Kamla Ki Maut (Death of Kamla) is a 1989 Hindi drama film directed by Basu Chatterjee. The film set in Mumbai, deals with issue of love, pre-marital sex and relationships in modern India. It stars Pankaj Kapoor, Supriya Pathak, Roopa Ganguly, Irrfan, Mrinal Kulkarni, Asha Lata, Ashutosh Gowariker.

At the 36th Filmfare Awards the film won the Filmfare Award for Best Screenplay for Basu Chatterjee. In 2013, to commemorate 100 years of Indian cinema, National Film Development Corporation of India (NFDC) in partnership with Shemaroo, released a digitally re-mastered print of the film under "Cinemas of India" label.

==Plot==
The film is set in a lower middle class chawl, an apartment building in Mumbai, a 20-year-old and unmarried Kamla, unable to handle the news of her pregnancy commits suicide. This makes her neighborhood examine their own secrets and the choices they have made in their own lives. The neighbor's family Patel's are badly shattered by the death of Kamla as Sudhakar Patel also has two young daughters of the same age as Kamla, Geeta, and Charu studying with Kamla in college also have boyfriends and some secrets unknown to the family.
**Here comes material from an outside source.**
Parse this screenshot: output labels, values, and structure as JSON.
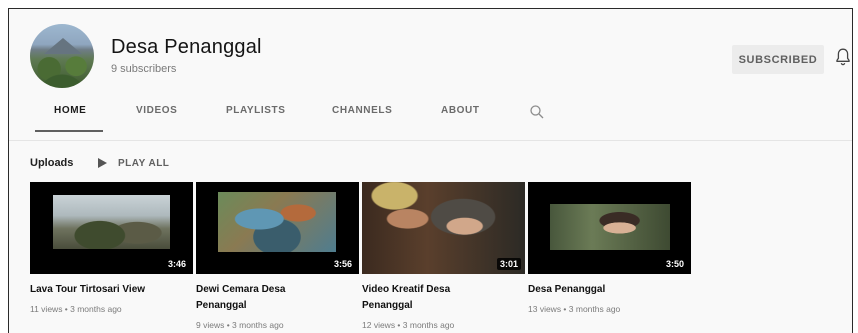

As Sudhakar and his wife Nirmala come to know that premarital pregnancy is the reason for Kamla's suicide, they went into a flashback, remembering the mistakes made during their younger days.

Nirmala in her teenage fell for her tutor, who was already married and not interested in any relation with his teenage student. He rejected Nirmala's proposal. After Nirmala's suicide attempt, her mother confronts her, as no one knows the truth Nirmala's family fixed her wedding with Sudhakar. At present Nirmala realized that suicide attempt was wrong, as a mother she never wants any of her daughters to choose such an option.
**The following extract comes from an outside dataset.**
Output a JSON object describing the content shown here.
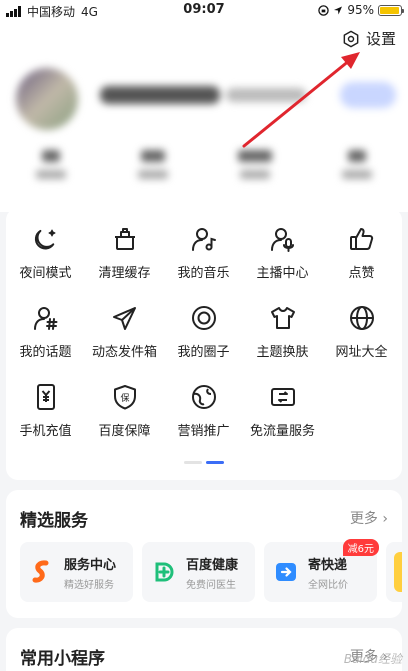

Years ago young Sudhakar meets Anju, they were attracted to each other and decided to get married. They got intimate by having sex, resulting in pregnancy. Anju asks Sudhakar to marry her, but Sudhakar convinced her to abort the child. After the abortion, Sudhakar disappeared from Anju's life. Sudhakar relocated to a new place where he finds new love in village girl Chameli. One day Sudhakar and Chameli caught red-handed while making love. Villagers and Chameli's father ask Sudhakar to marry Chameli as no one will accept her. Sudhakar initially agrees but later got scared because of Chameli's aggressive fiance and threat given by him. Sudhakar disappears from Chameli's life also. Sudhakar gets a new job at the new place. There, he becomes friends with Prakash and his beautiful wife Lakshmi, they spend a good time together. When Prakash goes out of City for an office tour Sudhakar and Lakshmi get closer and developed relation. The night Prakash returned, he caught Sudhakar at his house in half-naked condition, Prakash beat Sudhakar hard. Later, Sudhakar married Nirmala and had two daughters.
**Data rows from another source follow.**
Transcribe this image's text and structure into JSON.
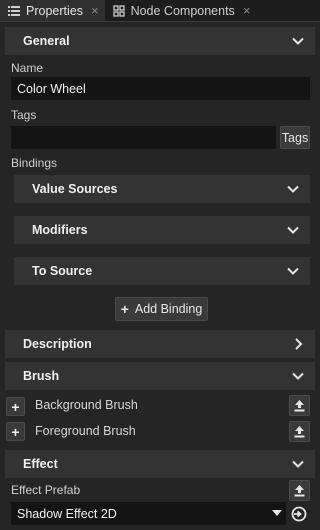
{
  "tabs": [
    {
      "label": "Properties",
      "close": "×",
      "icon": "list-icon"
    },
    {
      "label": "Node Components",
      "close": "×",
      "icon": "components-icon"
    }
  ],
  "general": {
    "title": "General",
    "name_label": "Name",
    "name_value": "Color Wheel",
    "tags_label": "Tags",
    "tags_value": "",
    "tags_button": "Tags",
    "bindings_label": "Bindings",
    "bindings": {
      "value_sources": "Value Sources",
      "modifiers": "Modifiers",
      "to_source": "To Source",
      "add_binding": "Add Binding"
    }
  },
  "description": {
    "title": "Description"
  },
  "brush": {
    "title": "Brush",
    "items": [
      {
        "label": "Background Brush"
      },
      {
        "label": "Foreground Brush"
      }
    ]
  },
  "effect": {
    "title": "Effect",
    "prefab_label": "Effect Prefab",
    "prefab_value": "Shadow Effect 2D"
  },
  "colors": {
    "background": "#252525",
    "header": "#333333",
    "field": "#141414",
    "text": "#d6d6d6"
  }
}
Years later when Sudhakar visited his village with his family, he saw Anju also got married and had children, they meet like long-lost friends.

At present, Sudhakar discussing with Nirmala that Anju, whom they met once, also got pregnant before marriage like Kamla, but Anju hide her secret and decided to move on from her mistake and lived a happy life later. Sudhakar tells Nirmala that Kamla's mistake was not about getting pregnant before marriage, but her mistake was to do suicide as there is no life left for her to correct her mistakes or forget it just like how Anju did.

==Cast==
- Pankaj Kapoor as Sudhakar Patel
- Supriya Pathak as Anju
- Roopa Ganguly as Geeta S. Patel
- Mrinal Kulkarni as Charu S. Patel
- Asha Lata as Nirmala S. Patel
- Ashutosh Gowariker as Deepak
- Ramesh Goel as Nirmala's father
- Devendra Khandelwal as Masterji
- Irrfan Khan as Ajit
- Jaya Mathur as Chameli
- Akhil Mishra as Prakash
- Kavita Thakur as Kamla

==Production==
The film was shot at Gopal Bhawan, a residential building at Mangalwadi in Girgaum, besides Natraj Studio and R. K. Studio in Mumbai.